The TA community has certainly acknowledged these limitations in the past by establishing overarching organizations such as the European Parliamentary Technology Assessment group, which brings together its 23 members for annual meetings and supports information sharing. But now is the time to give serious thought to setting up a global TA Commons to focus specifically on TA issues that are inherently supranational—future pandemics, for sure, but also issues such as global bio- and cybersecurity, the regulation of space, undersea mining, weapons proliferation, or human intrusions into global anthropogenic systems (such as the carbon or nitrogen cycles) through geoengineering. Disruptive technologies will be increasingly developed and deployed by transnational corporations beyond the effective control of single national states.
Zoom meetings, occasional conferences, and document sharing are not enough. How could we create a TA commons? One country could donate the space to house the effort, as Austria did when the International Institute for Applied Systems Analysis (IIASA) was created in 1972 to support scientific exchange during the Cold War. National TA offices would detail one staff member to this new entity to create rotating groups of experts working on global TA issues.

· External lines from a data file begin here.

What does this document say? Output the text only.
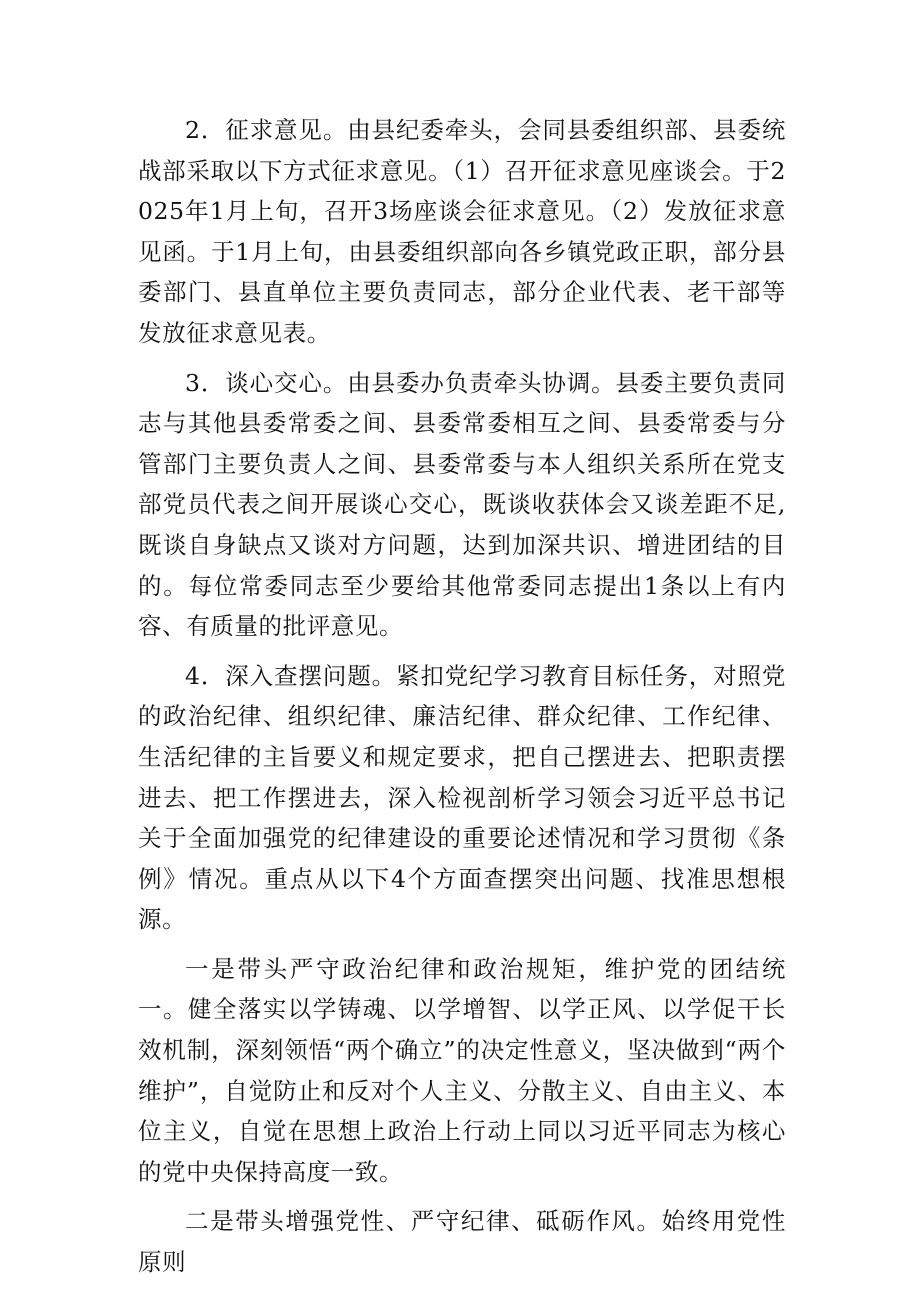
2．征求意见。由县纪委牵头，会同县委组织部、县委统战部采取以下方式征求意见。（1）召开征求意见座谈会。于2025年1月上旬，召开3场座谈会征求意见。（2）发放征求意见函。于1月上旬，由县委组织部向各乡镇党政正职，部分县委部门、县直单位主要负责同志，部分企业代表、老干部等发放征求意见表。

3．谈心交心。由县委办负责牵头协调。县委主要负责同志与其他县委常委之间、县委常委相互之间、县委常委与分管部门主要负责人之间、县委常委与本人组织关系所在党支部党员代表之间开展谈心交心，既谈收获体会又谈差距不足,既谈自身缺点又谈对方问题，达到加深共识、增进团结的目的。每位常委同志至少要给其他常委同志提出1条以上有内容、有质量的批评意见。

4．深入查摆问题。紧扣党纪学习教育目标任务，对照党的政治纪律、组织纪律、廉洁纪律、群众纪律、工作纪律、生活纪律的主旨要义和规定要求，把自己摆进去、把职责摆进去、把工作摆进去，深入检视剖析学习领会习近平总书记关于全面加强党的纪律建设的重要论述情况和学习贯彻《条例》情况。重点从以下4个方面查摆突出问题、找准思想根源。

一是带头严守政治纪律和政治规矩，维护党的团结统一。健全落实以学铸魂、以学增智、以学正风、以学促干长效机制，深刻领悟“两个确立”的决定性意义，坚决做到“两个维护”，自觉防止和反对个人主义、分散主义、自由主义、本位主义，自觉在思想上政治上行动上同以习近平同志为核心的党中央保持高度一致。

二是带头增强党性、严守纪律、砥砺作风。始终用党性原则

IIASA could, in fact, provide a good home for such an effort given its focus on global systems challenges, but a range of options should be explored, including expanding the global TA efforts coordinated by the German Institute for Technology Assessment and Systems Analysis at the Karlsruhe Institute for Technology.
A supranational focus opens up the possibility to develop nested scenarios, where global scenarios provide a wider context for the development and coordination of regional and national technology policies. A global TA Commons could improve participatory technology assessment exercises by establishing a structured and continual means for commons- based peer-production of assessments. It could focus on providing input on technological choices facing global policymaking organizations such as the World Health Organization, the UN Food and Agriculture Organization, the International Atomic Energy Agency, the World Bank, and the International Monetary Fund, as well as nongovernmental organizations working to address planetary challenges.
This vision, however, is not likely to happen if it is dependent solely on episodic funding and occasional meetings. But a few forward-looking philanthropies and governments could create and evaluate a global TA Commons with a $10 million to $15 million multiyear investment. In the future, the world will face an increasing proliferation and acceleration of global risks, many related to our use, or misuse, of technology. The catastrophic lack of systems thinking and policy coordination during the pandemic, even evident around relatively simple technologies such as test kits and protective gear, is a warning.